Les provisions pour risques et charges se définissent comme des dettes destinées à couvrir des charges probables objectivement déterminées. Ces provisions constatent :
- une augmentation des charges à inscrire au débit des comptes :
6195 : si la nature du risque à un caractère d’exploitation.
6393 : si la nature du risque à un caractère financier.
6595 : si la nature du risque à un caractère non courant.
- une augmentation des dettes à inscrire au débit des comptes :
1510 : si le risque couvert est à lointain.
4500 : si le risque couvert est à court terme.

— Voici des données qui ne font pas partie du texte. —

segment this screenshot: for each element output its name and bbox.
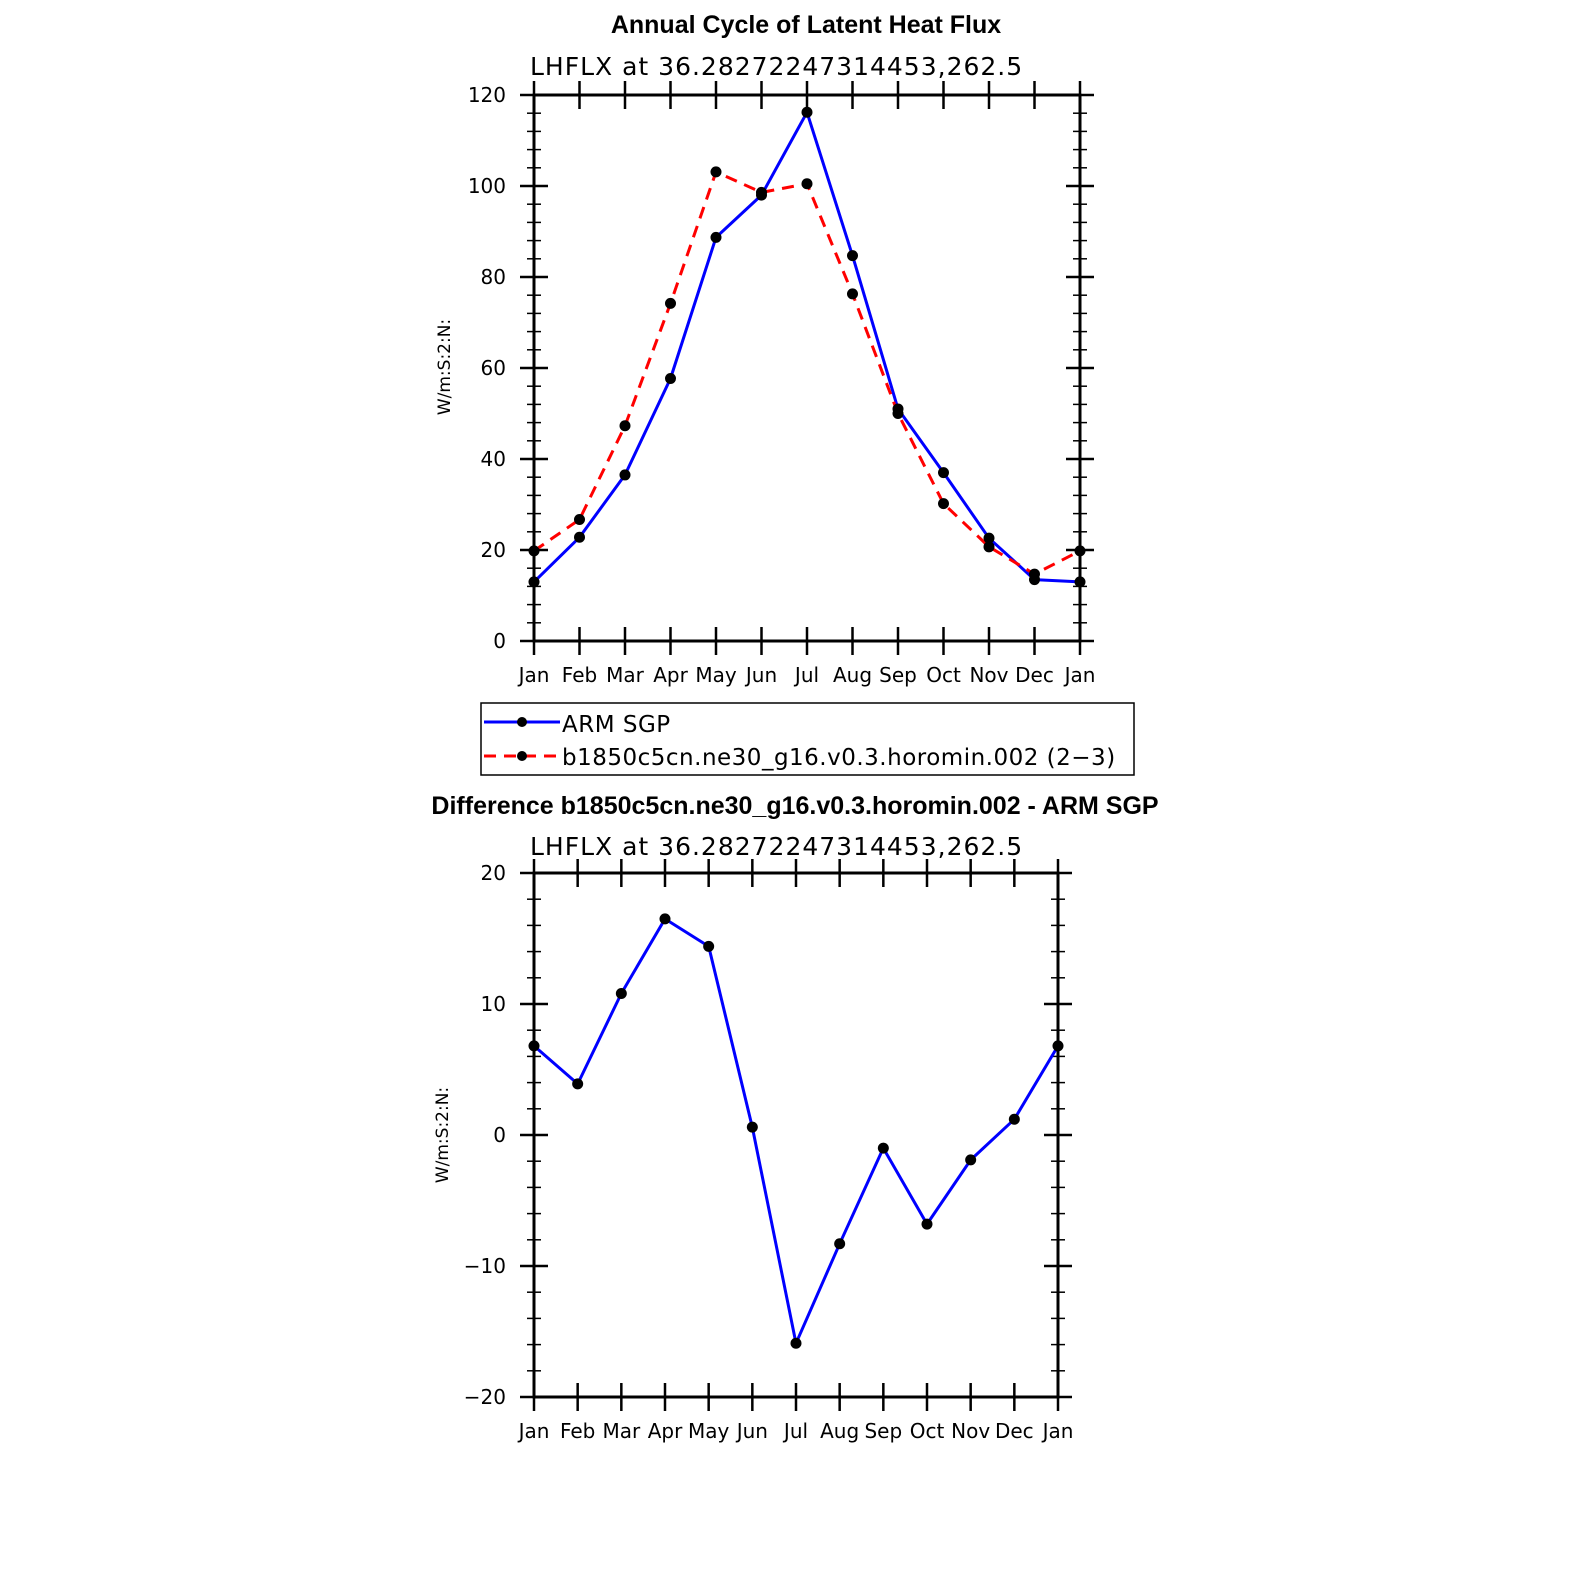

NB : lorsque l’entreprise est en relation avec des créances et des dettes libellées en monnaie étrangère, il convient, à la fin de chaque année, de corriger la valeur des comptes de créances et de dettes sur la base du cours de la monnaie à la fin de l’exercice ;
- l’augmentation des créances immobilisées ou la diminution des dettes de financement sera inscrite au débit du compte :
1700 : écart de convention passif qui matérialise une plus value latente.
- une diminution des créances immobilisées ou l’augmentation des dettes de financement sera inscrite au débit du compte :
2700 : écarts de convention actif qui matérialise une moins value latente pou laquelle une provision doit être constatée.
Si le risque couvert est à court terme, les comptes 1700 et 2700 sont respectivement remplacés par les comptes 4700 et 3700.
Lorsque la provision pour risques et charges antérieurement constituée devient sans objet, elle doit être annulée et virée au CPC par la crédit d’un compte de reprise.